Wolf Totem Premieres at International Cinema

Eric Hyer discussed the controversial novel-turned-film Wolf Totem and its implications for Chinese national identity at an exclusive International Cinema premiere.

3. Wolf TotemPROVO, Utah (Sept. 8, 2015)—For Chinese author Jiang Rong, the Mongolian wolf is more than just a grassland animal – it is a powerful symbol of democracy. At International Cinema’s premiere of Wolf Totem, director of Asian Studies Eric Hyer discussed what lurks between the lines of Jiang’s controversial novel and its larger implications for Chinese national identity.

BYU International Cinema was one of the first venues in the United States to show Wolf Totem before its theater debut. Premiering in the United States this September, Wolf Totem is a novel-turned-film that tells the story of Chen Zhen, a young Chinese student sent to Inner Mongolia to teach Chinese culture to Mongol nomads.

Working as a shepherd, he develops an interest in grassland wolves and the role they play in Mongolian economy and culture. Chen Zhen adopts a wolf pup for observation, but ultimately the wolf cannot be tamed to live among humans and is left behind.

Hyer explained that this could be a metaphor for the Chinese’s inability to tame the Mongols, the wolf’s ferocity and inability to assimilate being a symbol for what China must do to succeed in a world of capitalism and democracy.

Though the book leans more toward themes of Chinese nationalism and the need for China to embrace a symbolically wolf-like culture of democracy, it was also praised for its environmental message, a message emphasized much more in the film than in the book.

“The Chinese did not want the film to dwell on the nationalistic and ethnic conflict issues that were in the book,” said Hyer.

Jiang Rong is actually the pseudonym for Lü Jiamin, a political scientist imprisoned for participating in the Tiananmen Square Movement in 1989. Lü, Hyer said, had a clear political agenda when writing the novel.

On the surface, Wolf Totem examines the relationship between the Mongolian grassland’s wolves and sheep. The sheep, docile and subservient to authority, represent civilized China, whereas the wolves symbolize the dynamic and powerful wolf spirit of the Mongols.

“He implies that the Chinese people have been weakened over the centuries by a Confucian culture that teaches Chinese to be servile followers,” Hyer said. “He argues that the wolf nature of the Mongols is the best model for Chinese national character to be reinvigorated with progress.”

Jiang believes that the ferocity of the wolf serves as the best model for a solution to China’s future development, an assertion that left many Chinese critics uneasy at a time when a renewal of Chinese national character was being debated.

“Jiang Rong actually began getting death threats once his name became public,” said Hyer.

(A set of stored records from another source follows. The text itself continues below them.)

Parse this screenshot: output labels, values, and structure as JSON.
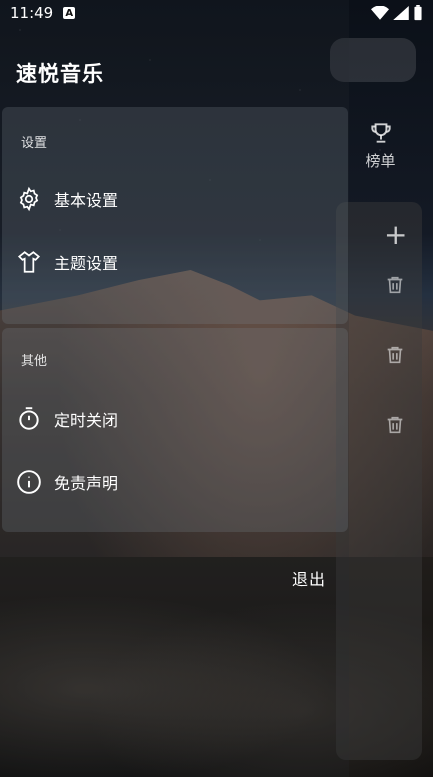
{
  "status_bar": {
    "time": "11:49",
    "notification_icon": "A"
  },
  "app": {
    "title": "速悦音乐"
  },
  "drawer": {
    "settings_section": {
      "header": "设置",
      "items": [
        {
          "label": "基本设置",
          "icon": "gear-icon"
        },
        {
          "label": "主题设置",
          "icon": "shirt-icon"
        }
      ]
    },
    "other_section": {
      "header": "其他",
      "items": [
        {
          "label": "定时关闭",
          "icon": "stopwatch-icon"
        },
        {
          "label": "免责声明",
          "icon": "info-icon"
        }
      ]
    },
    "logout": "退出"
  },
  "background": {
    "rank_label": "榜单"
  }
}
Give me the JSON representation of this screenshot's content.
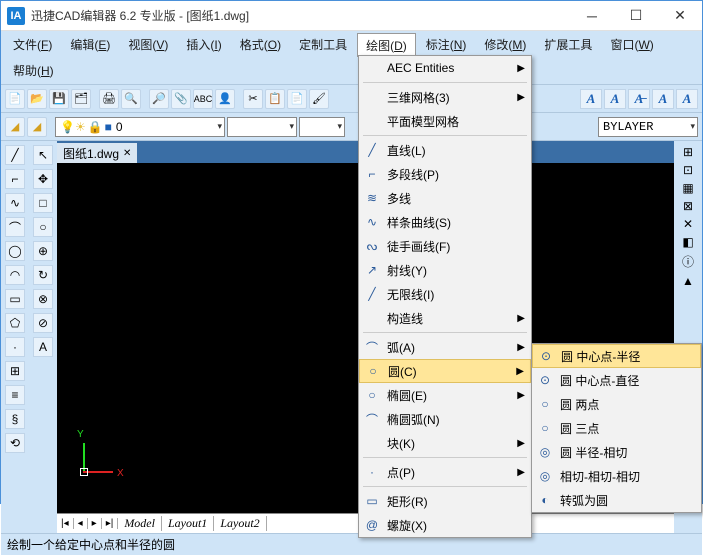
{
  "window": {
    "title": "迅捷CAD编辑器 6.2 专业版  -  [图纸1.dwg]",
    "logo": "IA"
  },
  "menubar": [
    {
      "l": "文件",
      "k": "F"
    },
    {
      "l": "编辑",
      "k": "E"
    },
    {
      "l": "视图",
      "k": "V"
    },
    {
      "l": "插入",
      "k": "I"
    },
    {
      "l": "格式",
      "k": "O"
    },
    {
      "l": "定制工具",
      "k": ""
    },
    {
      "l": "绘图",
      "k": "D"
    },
    {
      "l": "标注",
      "k": "N"
    },
    {
      "l": "修改",
      "k": "M"
    },
    {
      "l": "扩展工具",
      "k": ""
    },
    {
      "l": "窗口",
      "k": "W"
    },
    {
      "l": "帮助",
      "k": "H"
    }
  ],
  "filetab": {
    "name": "图纸1.dwg"
  },
  "bottomtabs": [
    "Model",
    "Layout1",
    "Layout2"
  ],
  "bylayer": "BYLAYER",
  "status": "绘制一个给定中心点和半径的圆",
  "drawmenu": [
    {
      "t": "item",
      "l": "AEC Entities",
      "sub": true
    },
    {
      "t": "sep"
    },
    {
      "t": "item",
      "l": "三维网格(3)",
      "sub": true
    },
    {
      "t": "item",
      "l": "平面模型网格",
      "sub": false
    },
    {
      "t": "sep"
    },
    {
      "t": "item",
      "ic": "╱",
      "l": "直线(L)"
    },
    {
      "t": "item",
      "ic": "⌐",
      "l": "多段线(P)"
    },
    {
      "t": "item",
      "ic": "≋",
      "l": "多线"
    },
    {
      "t": "item",
      "ic": "∿",
      "l": "样条曲线(S)"
    },
    {
      "t": "item",
      "ic": "ᔓ",
      "l": "徒手画线(F)"
    },
    {
      "t": "item",
      "ic": "↗",
      "l": "射线(Y)"
    },
    {
      "t": "item",
      "ic": "╱",
      "l": "无限线(I)"
    },
    {
      "t": "item",
      "l": "构造线",
      "sub": true
    },
    {
      "t": "sep"
    },
    {
      "t": "item",
      "ic": "⌒",
      "l": "弧(A)",
      "sub": true
    },
    {
      "t": "item",
      "ic": "○",
      "l": "圆(C)",
      "sub": true,
      "hl": true
    },
    {
      "t": "item",
      "ic": "○",
      "l": "椭圆(E)",
      "sub": true
    },
    {
      "t": "item",
      "ic": "⌒",
      "l": "椭圆弧(N)"
    },
    {
      "t": "item",
      "l": "块(K)",
      "sub": true
    },
    {
      "t": "sep"
    },
    {
      "t": "item",
      "ic": "·",
      "l": "点(P)",
      "sub": true
    },
    {
      "t": "sep"
    },
    {
      "t": "item",
      "ic": "▭",
      "l": "矩形(R)"
    },
    {
      "t": "item",
      "ic": "@",
      "l": "螺旋(X)"
    }
  ],
  "circlemenu": [
    {
      "ic": "⊙",
      "l": "圆 中心点-半径",
      "hl": true
    },
    {
      "ic": "⊙",
      "l": "圆 中心点-直径"
    },
    {
      "ic": "○",
      "l": "圆 两点"
    },
    {
      "ic": "○",
      "l": "圆 三点"
    },
    {
      "ic": "◎",
      "l": "圆 半径-相切"
    },
    {
      "ic": "◎",
      "l": "相切-相切-相切"
    },
    {
      "ic": "◐",
      "l": "转弧为圆"
    }
  ],
  "lefttools": [
    "╱",
    "⌐",
    "∿",
    "⌒",
    "◯",
    "◠",
    "▭",
    "⬠",
    "·",
    "⊞",
    "≡",
    "§",
    "⟲"
  ],
  "lefttools2": [
    "↖",
    "✥",
    "□",
    "○",
    "⊕",
    "↻",
    "⊗",
    "⊘",
    "A"
  ],
  "righttools": [
    "⊞",
    "⊡",
    "▦",
    "⊠",
    "✕",
    "◧",
    "ⓘ",
    "▲"
  ],
  "axis": {
    "x": "X",
    "y": "Y"
  }
}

He continued, “The novel was popular in China and invoked varying responses because it tapped into the growing sense of cultural emptiness and social dislocation among Chinese provoked by the rapid modernization and westernization of post-Mao China.”

A compelling and complex film with a French director (Jean-Jacques Annaud, Seven Years in Tibet) and an international cast of Chinese and Mongolian actors, Wolf Totem is worth watching; if not for its poignant environmental message, then for its political subtext. Though some of the main themes of the novel involving Chinese nationalism do not dominate the film, they are nevertheless referenced and clearly dealt with, Hyer said.

He concluded, “These themes are taken out of the movie, but they do come up to some degree if you’re sensitive to what was said in the book.”